Under Pentagon regulations and accounting rules, both are lumped together in the estimated figure of 26,000 “sexual assaults.”
The bottom of the slippery slope U.S. commanders most fear, however, is the over criminalization not of sexual assault, but of warfare itself. Lawmakers who advocate removing sexual assault cases from the military chain-of-command have repeatedly noted that the military forces of many allied countries have already adopted the measure, with no adverse effect. U.S. commanders who have fought alongside many of those allies in Iraq and Afghanistan, however, worry about the precedent of giving prosecutors outside the chain-of-command authority to launch investigations and prosecute individuals in a war zone.
They point to the “Nangar Kehl Syndrome,” named after the town in Afghanistan where a Polish army unit came under attack in Afghanistan in 2007. In returning fire, the Polish troops mistakenly killed six civilians with an errant mortar round.

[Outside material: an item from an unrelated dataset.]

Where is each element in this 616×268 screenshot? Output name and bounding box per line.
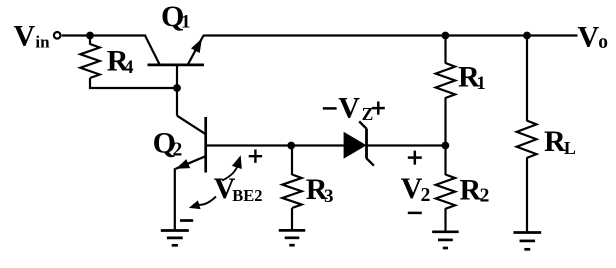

Seven of the Polish soldiers were later tried for murder by an independent prosecutor in Europe’s first war crimes trial associated with the Afghan war. Though they were all acquitted, the officer in charge of the unit was relieved of command, and word quickly spread that an assertive interpretation of the “rules of engagement” could land soldiers in prison. Afterwards, the “Nangar Kehl Syndrome” became synonymous with a general lack of aggressiveness on the part of many coalition partners in the International Security Assistance Force (ISAF) in Afghanistan. The joke among U.S. troops was ISAF actually stands for “I Saw Americans Fighting.”
“I can tell you from personal experience that many of our allies in both Iraq and Afghanistan were very risk-adverse, and constantly looked over their shoulders wondering whether they would be charged with a war crime by the European Court of Human Rights,” said Colonel James Danna III, commander of the 191st Infantry Brigade. The major concern with taking sexual assault cases out of the chain-of-command and giving them to independent investigators and prosecutors, he said, was that it would begin to undermine the foundation of the Uniform Code of Military Justice (UCMJ). “U.S. commanders are comfortable with an aggressive style of war-fighting because we feel that the UCMJ and our chain-of-command has our back,” said Danna. “I would be very wary of any change that undermines that confidence.”

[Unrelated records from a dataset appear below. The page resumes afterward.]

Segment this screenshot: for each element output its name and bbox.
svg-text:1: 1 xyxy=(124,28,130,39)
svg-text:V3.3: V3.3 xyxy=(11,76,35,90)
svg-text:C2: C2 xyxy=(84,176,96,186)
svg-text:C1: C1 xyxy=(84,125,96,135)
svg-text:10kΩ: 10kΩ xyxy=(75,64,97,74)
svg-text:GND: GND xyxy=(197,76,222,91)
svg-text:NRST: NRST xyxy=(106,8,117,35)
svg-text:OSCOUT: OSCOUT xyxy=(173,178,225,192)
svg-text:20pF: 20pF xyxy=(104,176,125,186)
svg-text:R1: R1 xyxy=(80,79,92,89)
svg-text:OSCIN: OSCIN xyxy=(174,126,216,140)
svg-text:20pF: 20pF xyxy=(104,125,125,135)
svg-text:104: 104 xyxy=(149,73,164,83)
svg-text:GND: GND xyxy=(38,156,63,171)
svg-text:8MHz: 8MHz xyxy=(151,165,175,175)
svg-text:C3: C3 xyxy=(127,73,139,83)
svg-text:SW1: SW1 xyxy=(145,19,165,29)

Of course the problem with all-or-nothing arguments is that they often stand in the way of incremental, common sense reforms. Congress should give Secretary Hagel’s new rules regarding sexual assault cases time to get the “silent epidemic” of sexual assault in the ranks under control, but lawmakers have already put the Pentagon on notice. The next logical step might be a system that preserves full chain-of-command authority only for deployed units or those in war zones. That at least would address the sum of the U.S. military’s worst fears about the slippery slope.